A Mississippi morning news anchor appears to be out of a job after saying a preferred Snoop Dogg phrase on air earlier this month.
Barbie Bassett has not returned to the anchor desk at NBC affiliate WLBT because the March 8 broadcast and is not any longer listed as a member of the news team on the station’s website, the Clarion Ledger reports.
The Post reached out to Bassett, WLBT and Snoop Dogg for comment.
“As I’m sure you’ll be able to understand, WLBT is unable to comment on personnel matters,” Ted Fortenberry, the station’s regional vp and general manager, told The Post in an emailed statement Saturday.
The gaffe was made during a discussion about Snoop Dogg’s latest addition to his Cali wine line.
Bassett said, “Fo shizzle, my nizzle,” when the concept of a Snoop collaboration with a newsroom journalist was raised.
“Nizzle” is slang for the N-word. Bassett, who’s white, also tweeted the phrase in 2011.
This shouldn’t be the primary time Bassett, who boasts being the primary chief meteorologist in WLBT’s history, has landed in hot water for her comments.

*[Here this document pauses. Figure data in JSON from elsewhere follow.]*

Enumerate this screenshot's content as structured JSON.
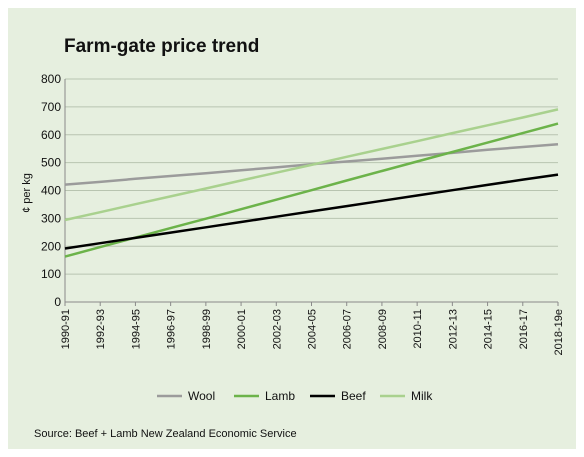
{
  "chart_data": {
    "type": "line",
    "title": "Farm-gate price trend",
    "ylabel": "¢ per kg",
    "xlabel": "",
    "ylim": [
      0,
      800
    ],
    "yticks": [
      0,
      100,
      200,
      300,
      400,
      500,
      600,
      700,
      800
    ],
    "categories": [
      "1990-91",
      "1992-93",
      "1994-95",
      "1996-97",
      "1998-99",
      "2000-01",
      "2002-03",
      "2004-05",
      "2006-07",
      "2008-09",
      "2010-11",
      "2012-13",
      "2014-15",
      "2016-17",
      "2018-19e"
    ],
    "grid": true,
    "legend_position": "bottom",
    "series": [
      {
        "name": "Wool",
        "color": "#9b9b9b",
        "values": [
          421,
          431,
          442,
          452,
          462,
          473,
          483,
          494,
          504,
          514,
          525,
          535,
          546,
          556,
          566
        ]
      },
      {
        "name": "Lamb",
        "color": "#6cb34a",
        "values": [
          163,
          197,
          231,
          265,
          299,
          333,
          367,
          401,
          436,
          470,
          504,
          538,
          572,
          606,
          640
        ]
      },
      {
        "name": "Beef",
        "color": "#000000",
        "values": [
          192,
          211,
          230,
          249,
          268,
          287,
          306,
          325,
          344,
          363,
          382,
          401,
          420,
          439,
          457
        ]
      },
      {
        "name": "Milk",
        "color": "#a9d18e",
        "values": [
          294,
          322,
          351,
          379,
          407,
          436,
          464,
          492,
          521,
          549,
          577,
          606,
          634,
          662,
          691
        ]
      }
    ],
    "source": "Source: Beef + Lamb New Zealand Economic Service"
  }
}
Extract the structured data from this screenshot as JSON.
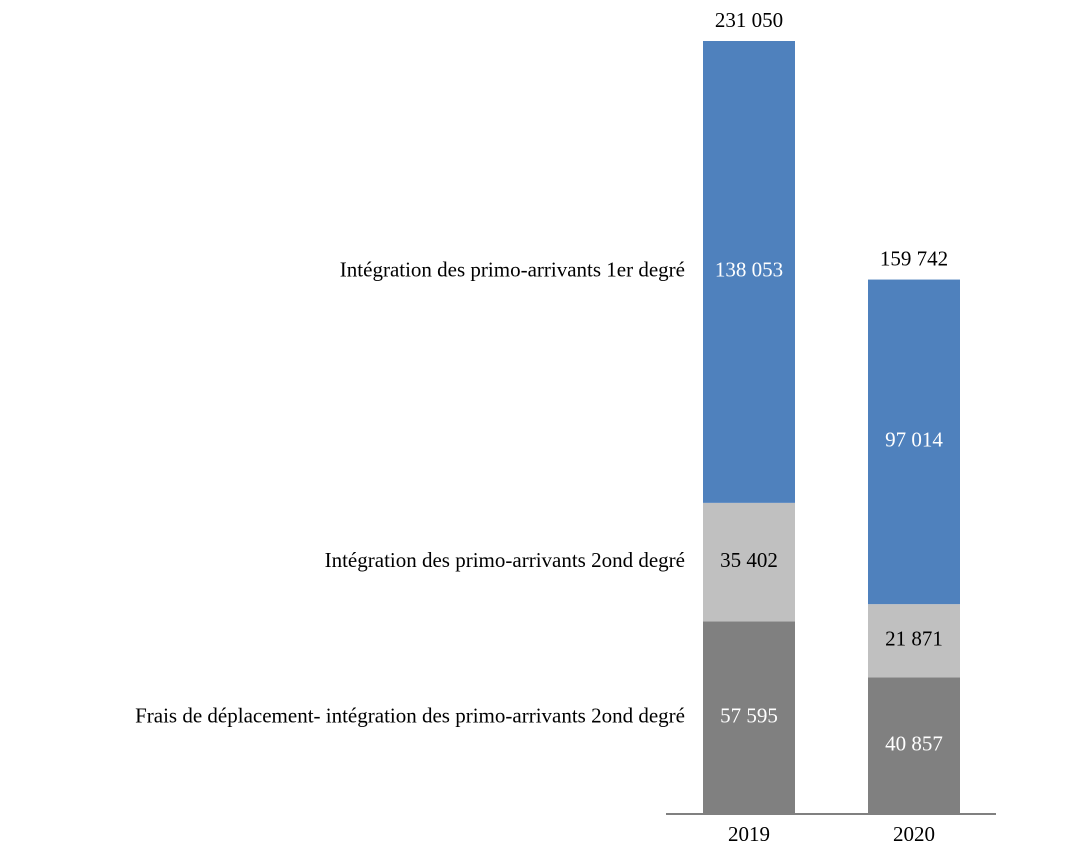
{
  "chart_data": {
    "type": "stacked-bar",
    "categories": [
      "2019",
      "2020"
    ],
    "series": [
      {
        "name": "Frais de déplacement- intégration des primo-arrivants 2ond degré",
        "color": "#808080",
        "values": [
          57595,
          40857
        ],
        "value_labels": [
          "57 595",
          "40 857"
        ]
      },
      {
        "name": "Intégration des primo-arrivants 2ond degré",
        "color": "#c0c0c0",
        "values": [
          35402,
          21871
        ],
        "value_labels": [
          "35 402",
          "21 871"
        ]
      },
      {
        "name": "Intégration des primo-arrivants 1er degré",
        "color": "#4f81bd",
        "values": [
          138053,
          97014
        ],
        "value_labels": [
          "138 053",
          "97 014"
        ]
      }
    ],
    "totals": [
      231050,
      159742
    ],
    "total_labels": [
      "231 050",
      "159 742"
    ]
  }
}
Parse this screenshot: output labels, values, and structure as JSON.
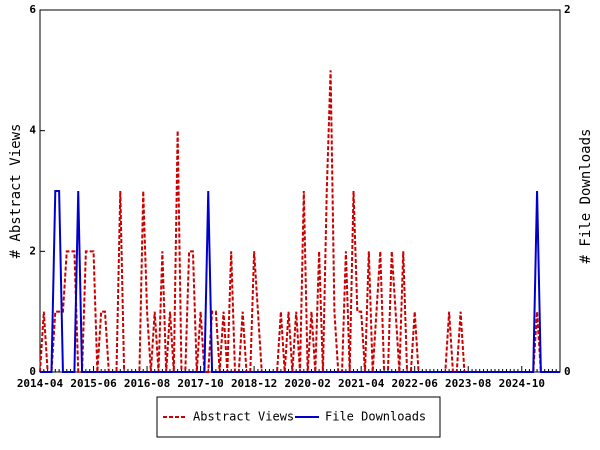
{
  "chart_data": {
    "type": "line",
    "y_label": "# Abstract Views",
    "y2_label": "# File Downloads",
    "categories": [
      "2014-04",
      null,
      null,
      null,
      null,
      null,
      null,
      null,
      null,
      null,
      null,
      null,
      null,
      null,
      "2015-06",
      null,
      null,
      null,
      null,
      null,
      null,
      null,
      null,
      null,
      null,
      null,
      null,
      null,
      "2016-08",
      null,
      null,
      null,
      null,
      null,
      null,
      null,
      null,
      null,
      null,
      null,
      null,
      null,
      "2017-10",
      null,
      null,
      null,
      null,
      null,
      null,
      null,
      null,
      null,
      null,
      null,
      null,
      null,
      "2018-12",
      null,
      null,
      null,
      null,
      null,
      null,
      null,
      null,
      null,
      null,
      null,
      null,
      null,
      "2020-02",
      null,
      null,
      null,
      null,
      null,
      null,
      null,
      null,
      null,
      null,
      null,
      null,
      null,
      "2021-04",
      null,
      null,
      null,
      null,
      null,
      null,
      null,
      null,
      null,
      null,
      null,
      null,
      null,
      "2022-06",
      null,
      null,
      null,
      null,
      null,
      null,
      null,
      null,
      null,
      null,
      null,
      null,
      null,
      "2023-08",
      null,
      null,
      null,
      null,
      null,
      null,
      null,
      null,
      null,
      null,
      null,
      null,
      null,
      "2024-10",
      null,
      null,
      null,
      null,
      null,
      null,
      null,
      null,
      null,
      null
    ],
    "series": [
      {
        "name": "Abstract Views",
        "color": "#cc0000",
        "dash": true,
        "axis": "y",
        "values": [
          0,
          1,
          0,
          0,
          1,
          1,
          1,
          2,
          2,
          2,
          0,
          0,
          2,
          2,
          2,
          0,
          1,
          1,
          0,
          0,
          0,
          3,
          0,
          0,
          0,
          0,
          0,
          3,
          1,
          0,
          1,
          0,
          2,
          0,
          1,
          0,
          4,
          0,
          0,
          2,
          2,
          0,
          1,
          0,
          0,
          1,
          1,
          0,
          1,
          0,
          2,
          0,
          0,
          1,
          0,
          0,
          2,
          1,
          0,
          0,
          0,
          0,
          0,
          1,
          0,
          1,
          0,
          1,
          0,
          3,
          0,
          1,
          0,
          2,
          0,
          3,
          5,
          1,
          0,
          0,
          2,
          0,
          3,
          1,
          1,
          0,
          2,
          0,
          1,
          2,
          0,
          0,
          2,
          1,
          0,
          2,
          0,
          0,
          1,
          0,
          0,
          0,
          0,
          0,
          0,
          0,
          0,
          1,
          0,
          0,
          1,
          0,
          0,
          0,
          0,
          0,
          0,
          0,
          0,
          0,
          0,
          0,
          0,
          0,
          0,
          0,
          0,
          0,
          0,
          0,
          1,
          0,
          0,
          0,
          0,
          0,
          0
        ]
      },
      {
        "name": "File Downloads",
        "color": "#0000cc",
        "dash": false,
        "axis": "y2",
        "values": [
          0,
          0,
          0,
          0,
          1,
          1,
          0,
          0,
          0,
          0,
          1,
          0,
          0,
          0,
          0,
          0,
          0,
          0,
          0,
          0,
          0,
          0,
          0,
          0,
          0,
          0,
          0,
          0,
          0,
          0,
          0,
          0,
          0,
          0,
          0,
          0,
          0,
          0,
          0,
          0,
          0,
          0,
          0,
          0,
          1,
          0,
          0,
          0,
          0,
          0,
          0,
          0,
          0,
          0,
          0,
          0,
          0,
          0,
          0,
          0,
          0,
          0,
          0,
          0,
          0,
          0,
          0,
          0,
          0,
          0,
          0,
          0,
          0,
          0,
          0,
          0,
          0,
          0,
          0,
          0,
          0,
          0,
          0,
          0,
          0,
          0,
          0,
          0,
          0,
          0,
          0,
          0,
          0,
          0,
          0,
          0,
          0,
          0,
          0,
          0,
          0,
          0,
          0,
          0,
          0,
          0,
          0,
          0,
          0,
          0,
          0,
          0,
          0,
          0,
          0,
          0,
          0,
          0,
          0,
          0,
          0,
          0,
          0,
          0,
          0,
          0,
          0,
          0,
          0,
          0,
          1,
          0,
          0,
          0,
          0,
          0,
          0
        ]
      }
    ],
    "ylim": [
      0,
      6
    ],
    "yticks": [
      0,
      2,
      4,
      6
    ],
    "y2lim": [
      0,
      2
    ],
    "y2ticks": [
      0,
      2
    ],
    "legend": "bottom"
  }
}
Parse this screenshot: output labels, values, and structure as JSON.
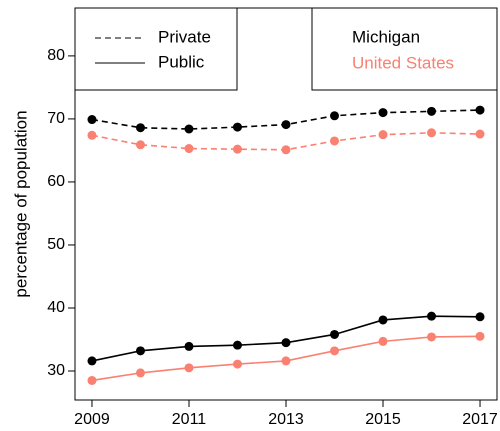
{
  "chart_data": {
    "type": "line",
    "y_label": "percentage of population",
    "x": [
      2009,
      2010,
      2011,
      2012,
      2013,
      2014,
      2015,
      2016,
      2017
    ],
    "xlim": [
      2008.65,
      2017.35
    ],
    "xticks": [
      2009,
      2011,
      2013,
      2015,
      2017
    ],
    "ylim": [
      25.4,
      87.6
    ],
    "yticks": [
      30,
      40,
      50,
      60,
      70,
      80
    ],
    "legend": {
      "linetypes": [
        {
          "label": "Private",
          "dash": "dashed"
        },
        {
          "label": "Public",
          "dash": "solid"
        }
      ],
      "colors": [
        {
          "label": "Michigan",
          "color": "#000000"
        },
        {
          "label": "United States",
          "color": "#fa8072"
        }
      ]
    },
    "series": [
      {
        "linetype": 0,
        "color": 0,
        "values": [
          69.9,
          68.6,
          68.4,
          68.7,
          69.1,
          70.5,
          71.0,
          71.2,
          71.4
        ]
      },
      {
        "linetype": 0,
        "color": 1,
        "values": [
          67.4,
          65.9,
          65.3,
          65.2,
          65.1,
          66.5,
          67.5,
          67.8,
          67.6
        ]
      },
      {
        "linetype": 1,
        "color": 0,
        "values": [
          31.6,
          33.2,
          33.9,
          34.1,
          34.5,
          35.8,
          38.1,
          38.7,
          38.6
        ]
      },
      {
        "linetype": 1,
        "color": 1,
        "values": [
          28.5,
          29.7,
          30.5,
          31.1,
          31.6,
          33.2,
          34.7,
          35.4,
          35.5
        ]
      }
    ]
  }
}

The Mississippi native apologized in October 2022 after referencing a black reporter’s “grandmammy” on air.
“Though not intentional, I now understand how my comment was each insensitive and hurtful. I actually have apologized to Carmen Poe,” Bassett said about her colleague. “Now, I would really like to apologize to you. That shouldn’t be the center of who I’m. And for that, I humbly ask to your forgiveness and I apologize to everyone I actually have offended.”
She continued: “I’ll learn from this and take part in training so I can higher understand our history and our people. I can’t mend the hurt my comment caused. I pray you’ll forgive me and that you just’ll extend grace through this awful mistake.”
Her latest slip-up drew the eye of Charlamagne tha God, who defended her this week on the radio.
“I don’t think she must have been fired for that,” he said on “The Breakfast Club.” “She won’t even know what ‘nizzle’ means, yo. Come on, like stop. That’s not a reason to fireside that woman.”
Some social media users have come to Bassett’s defense, while others say it’s not appropriate for a white woman to say that phrase.
Bassett graduated from Mississippi College in 1993 and earned a Master of Science degree from Mississippi State University with a concentration in broadcast meteorology, in response to her online resume.
“In some ways, Barbie Bassett’s story is Mississippi’s story,” then-Gov. Haley Barbour said in 2010 of Bassett, who has three children, Grace, Will Christian, and Lilly Faith.
“It’s about faith and perseverance coping with hardships we don’t at all times understand on the time and finding the answers by working through the issues.”